By Associated Press
FORT LAUDERDALE, Fla. — A deluge of rain from Tropical Storm Eta caused flooding Monday across South Florida’s most densely populated urban areas, stranding cars, flooding businesses, and swamping entire neighborhoods with fast-rising water that had no place to drain.
Elsewhere, forecasters announced that Subtropical Storm Theta, a record-breaking 29th named storm of the 2020 hurricane season, had formed far out in the northeast Atlantic by late Monday night. It posed no immediate threat to land.
Eta made landfall in the Florida Keys and posed a serious threat across South Florida, which was already drenched from more than 14 inches of rain last month.
“Never seen this, never, not this deep,” said Anthony Lyas, who has lived in his now-waterlogged Fort Lauderdale neighborhood since 1996. He described hearing water and debris slamming against his shuttered home overnight.
Florida officials say one of the major COVID-19 testing sites in the state suffered major damage due to the extensive rain.
Samantha Bequer, spokeswoman for the Florida Division of Emergency Management, said parts of the Hard Rock Stadium’s site were trapped beneath 16 inches of rain. Throughout the pandemic, it has been one of the state’s busiest places for people to get a coronavirus diagnosis.

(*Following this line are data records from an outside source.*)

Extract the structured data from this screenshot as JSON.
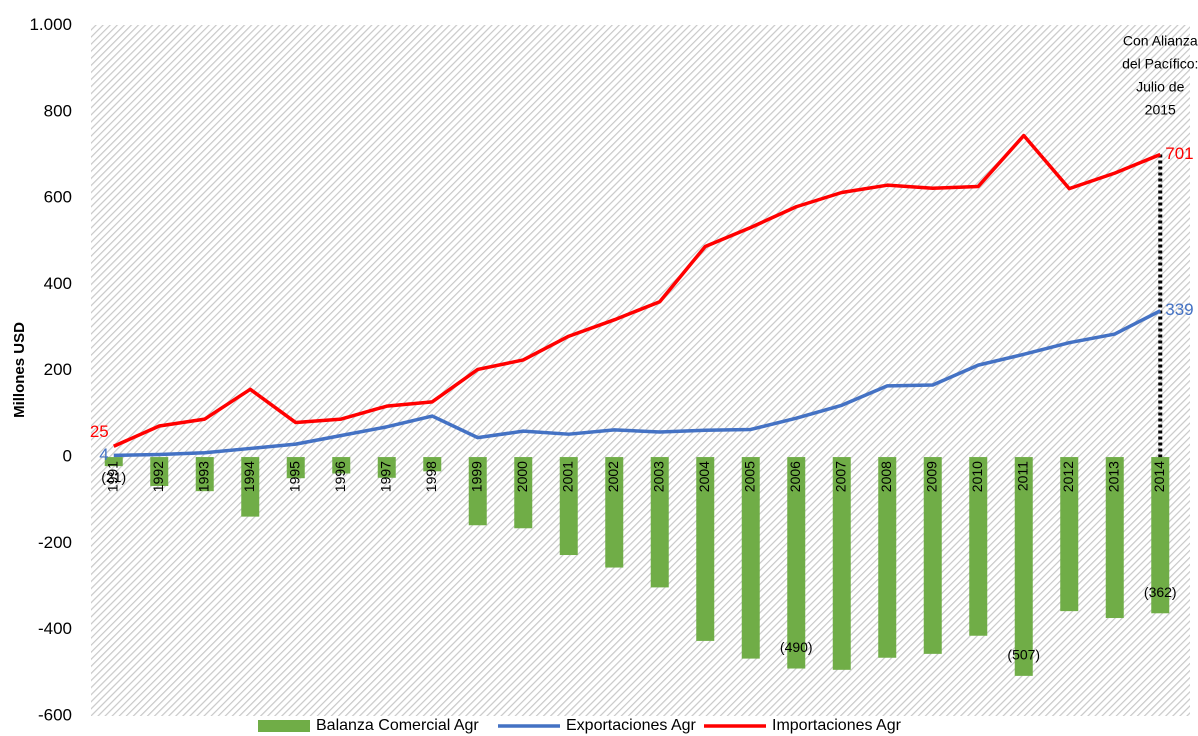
{
  "chart_data": {
    "type": "bar_line",
    "y_label": "Millones USD",
    "categories": [
      "1991",
      "1992",
      "1993",
      "1994",
      "1995",
      "1996",
      "1997",
      "1998",
      "1999",
      "2000",
      "2001",
      "2002",
      "2003",
      "2004",
      "2005",
      "2006",
      "2007",
      "2008",
      "2009",
      "2010",
      "2011",
      "2012",
      "2013",
      "2014"
    ],
    "series": [
      {
        "name": "Balanza Comercial Agr",
        "kind": "bar",
        "color": "#70ad47",
        "values": [
          -21,
          -67,
          -79,
          -138,
          -49,
          -38,
          -48,
          -33,
          -158,
          -165,
          -227,
          -256,
          -302,
          -426,
          -467,
          -490,
          -493,
          -465,
          -456,
          -414,
          -507,
          -357,
          -373,
          -362
        ],
        "value_labels": [
          "(21)",
          null,
          null,
          null,
          null,
          null,
          null,
          null,
          null,
          null,
          null,
          null,
          null,
          null,
          null,
          "(490)",
          null,
          null,
          null,
          null,
          "(507)",
          null,
          null,
          "(362)"
        ]
      },
      {
        "name": "Exportaciones Agr",
        "kind": "line",
        "color": "#4472c4",
        "values": [
          4,
          6,
          10,
          20,
          30,
          50,
          70,
          95,
          45,
          60,
          53,
          63,
          58,
          62,
          64,
          90,
          120,
          165,
          167,
          213,
          238,
          265,
          285,
          339
        ],
        "value_labels": [
          "4",
          null,
          null,
          null,
          null,
          null,
          null,
          null,
          null,
          null,
          null,
          null,
          null,
          null,
          null,
          null,
          null,
          null,
          null,
          null,
          null,
          null,
          null,
          "339"
        ]
      },
      {
        "name": "Importaciones Agr",
        "kind": "line",
        "color": "#ff0000",
        "values": [
          25,
          72,
          88,
          157,
          80,
          88,
          118,
          128,
          203,
          225,
          280,
          318,
          360,
          488,
          532,
          580,
          613,
          630,
          623,
          627,
          745,
          622,
          658,
          701
        ],
        "value_labels": [
          "25",
          null,
          null,
          null,
          null,
          null,
          null,
          null,
          null,
          null,
          null,
          null,
          null,
          null,
          null,
          null,
          null,
          null,
          null,
          null,
          null,
          null,
          null,
          "701"
        ]
      }
    ],
    "annotation": [
      "Con Alianza",
      "del Pacífico:",
      "Julio de",
      "2015"
    ],
    "ylim": [
      -600,
      1000
    ],
    "yticks": [
      -600,
      -400,
      -200,
      0,
      200,
      400,
      600,
      800,
      {
        "value": 1000,
        "label": "1.000"
      }
    ],
    "legend": "bottom"
  }
}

All of the testing sites in Miami-Dade, Broward and Palm Beach counties managed by the state government closed on Sunday and Monday due to the tropical storm. State officials said testing sites in Lee County also were forced to close due to the storm’s impact. The state has not officially said when it would reopen any of them.

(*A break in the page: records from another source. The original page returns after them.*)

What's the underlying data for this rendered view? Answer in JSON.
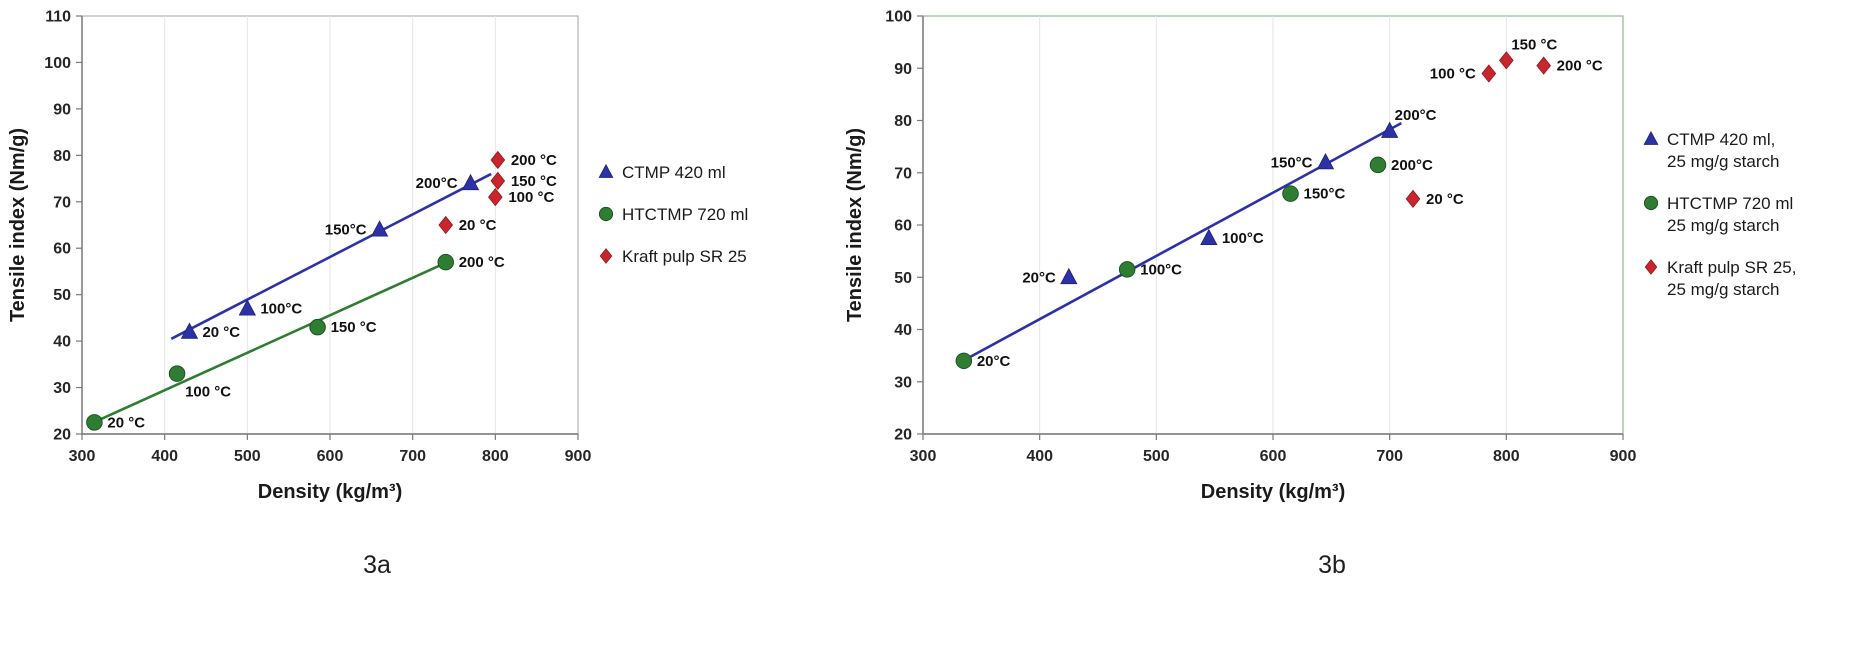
{
  "colors": {
    "ctmp_blue": "#2d31a8",
    "htctmp_green": "#2e7d32",
    "kraft_red": "#c9252c",
    "axis_gray": "#7a7a7a",
    "gridline": "#e6e6e6"
  },
  "chart_data": [
    {
      "id": "3a",
      "type": "scatter",
      "caption": "3a",
      "xlabel": "Density (kg/m³)",
      "ylabel": "Tensile index (Nm/g)",
      "xlim": [
        300,
        900
      ],
      "ylim": [
        20,
        110
      ],
      "xticks": [
        300,
        400,
        500,
        600,
        700,
        800,
        900
      ],
      "yticks": [
        20,
        30,
        40,
        50,
        60,
        70,
        80,
        90,
        100,
        110
      ],
      "grid": "vertical-faint",
      "legend_position": "right",
      "frame_color": "#bfbfbf",
      "series": [
        {
          "name": "CTMP 420 ml",
          "legend_lines": [
            "CTMP 420 ml"
          ],
          "marker": "triangle",
          "color": "#2d31a8",
          "edge": "#1f2370",
          "trendline": {
            "x1": 408,
            "y1": 40.5,
            "x2": 795,
            "y2": 76
          },
          "points": [
            {
              "x": 430,
              "y": 42,
              "label": "20 °C",
              "side": "right"
            },
            {
              "x": 500,
              "y": 47,
              "label": "100°C",
              "side": "right"
            },
            {
              "x": 660,
              "y": 64,
              "label": "150°C",
              "side": "left"
            },
            {
              "x": 770,
              "y": 74,
              "label": "200°C",
              "side": "left"
            }
          ]
        },
        {
          "name": "HTCTMP 720 ml",
          "legend_lines": [
            "HTCTMP 720 ml"
          ],
          "marker": "circle",
          "color": "#2e7d32",
          "edge": "#1c4f1e",
          "trendline": {
            "x1": 308,
            "y1": 22,
            "x2": 748,
            "y2": 57.5
          },
          "points": [
            {
              "x": 315,
              "y": 22.5,
              "label": "20 °C",
              "side": "right"
            },
            {
              "x": 415,
              "y": 33,
              "label": "100 °C",
              "side": "below-right"
            },
            {
              "x": 585,
              "y": 43,
              "label": "150 °C",
              "side": "right"
            },
            {
              "x": 740,
              "y": 57,
              "label": "200 °C",
              "side": "right"
            }
          ]
        },
        {
          "name": "Kraft pulp SR 25",
          "legend_lines": [
            "Kraft pulp SR 25"
          ],
          "marker": "diamond",
          "color": "#c9252c",
          "edge": "#8d181d",
          "points": [
            {
              "x": 740,
              "y": 65,
              "label": "20 °C",
              "side": "right"
            },
            {
              "x": 800,
              "y": 71,
              "label": "100 °C",
              "side": "right"
            },
            {
              "x": 803,
              "y": 74.5,
              "label": "150 °C",
              "side": "right"
            },
            {
              "x": 803,
              "y": 79,
              "label": "200 °C",
              "side": "right"
            }
          ]
        }
      ]
    },
    {
      "id": "3b",
      "type": "scatter",
      "caption": "3b",
      "xlabel": "Density (kg/m³)",
      "ylabel": "Tensile index (Nm/g)",
      "xlim": [
        300,
        900
      ],
      "ylim": [
        20,
        100
      ],
      "xticks": [
        300,
        400,
        500,
        600,
        700,
        800,
        900
      ],
      "yticks": [
        20,
        30,
        40,
        50,
        60,
        70,
        80,
        90,
        100
      ],
      "grid": "vertical-faint",
      "legend_position": "right",
      "frame_color": "#a3c2a3",
      "series": [
        {
          "name": "CTMP 420 ml, 25 mg/g starch",
          "legend_lines": [
            "CTMP 420 ml,",
            "25 mg/g starch"
          ],
          "marker": "triangle",
          "color": "#2d31a8",
          "edge": "#1f2370",
          "trendline": {
            "x1": 330,
            "y1": 33.5,
            "x2": 710,
            "y2": 79.5
          },
          "points": [
            {
              "x": 425,
              "y": 50,
              "label": "20°C",
              "side": "left"
            },
            {
              "x": 545,
              "y": 57.5,
              "label": "100°C",
              "side": "right"
            },
            {
              "x": 645,
              "y": 72,
              "label": "150°C",
              "side": "left"
            },
            {
              "x": 700,
              "y": 78,
              "label": "200°C",
              "side": "above-right"
            }
          ]
        },
        {
          "name": "HTCTMP 720 ml 25 mg/g starch",
          "legend_lines": [
            "HTCTMP 720 ml",
            "25 mg/g starch"
          ],
          "marker": "circle",
          "color": "#2e7d32",
          "edge": "#1c4f1e",
          "points": [
            {
              "x": 335,
              "y": 34,
              "label": "20°C",
              "side": "right"
            },
            {
              "x": 475,
              "y": 51.5,
              "label": "100°C",
              "side": "right"
            },
            {
              "x": 615,
              "y": 66,
              "label": "150°C",
              "side": "right"
            },
            {
              "x": 690,
              "y": 71.5,
              "label": "200°C",
              "side": "right"
            }
          ]
        },
        {
          "name": "Kraft pulp SR 25, 25 mg/g starch",
          "legend_lines": [
            "Kraft pulp SR 25,",
            "25 mg/g starch"
          ],
          "marker": "diamond",
          "color": "#c9252c",
          "edge": "#8d181d",
          "points": [
            {
              "x": 720,
              "y": 65,
              "label": "20 °C",
              "side": "right"
            },
            {
              "x": 785,
              "y": 89,
              "label": "100 °C",
              "side": "left"
            },
            {
              "x": 800,
              "y": 91.5,
              "label": "150 °C",
              "side": "above-right"
            },
            {
              "x": 832,
              "y": 90.5,
              "label": "200 °C",
              "side": "right"
            }
          ]
        }
      ]
    }
  ]
}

After striking Nicaragua as a Category 4 hurricane and killing nearly 70 people from Mexico to Panama, the storm moved into the Gulf of Mexico early Monday near where the Everglades meet the sea, with maximum sustained winds of 50 mph.
“It was far worse than we could’ve ever imagined, and we were prepared,” said Arbie Walker, a 27-year-old student whose Fort Lauderdale apartment was filled with 5 or 6 inches of water.
“It took us 20 minutes to navigate out of our neighborhood due to the heavy flooding in our area,” Walker added. Floodwaters also submerged half of his sister’s car.
It was the 28th named storm of a busy Atlantic hurricane season, tying the 2005 record for named storms. And late Monday, it was followed by the 29th — Theta.
The U.S. National Hurricane Center in Miami said Theta broke the record of 28 named storms in 2005. Theta had developed about 995 miles southwest of the Azores, bearing top sustained winds of 50 mph as that system moved eastward at 15 mph.
Late Monday night, Eta was about 180 miles southwest of the Dry Tortugas, moving southwest at 9 mph. Forecasters said the storm, which had slowed in recent hours, was expected to strengthen overnight as it meanders in the southeatern Gulf of Mexico.
Eta hit land late Sunday as it blew over Lower Matecumbe, in the middle of the chain of small islands that form the Keys, but the heavily populated areas of Miami-Dade and Broward Counties bore the brunt of the fury.
Forecasters said the system could intensify again into a minimal hurricane as it slowly moves up the southwest Gulf Coast. It is just far enough offshore to maintain its strength while dumping vast amounts of water across the lower third of the Florida peninsula.
Fort Lauderdale Mayor Dean Trantalis called it a 100-year rain event.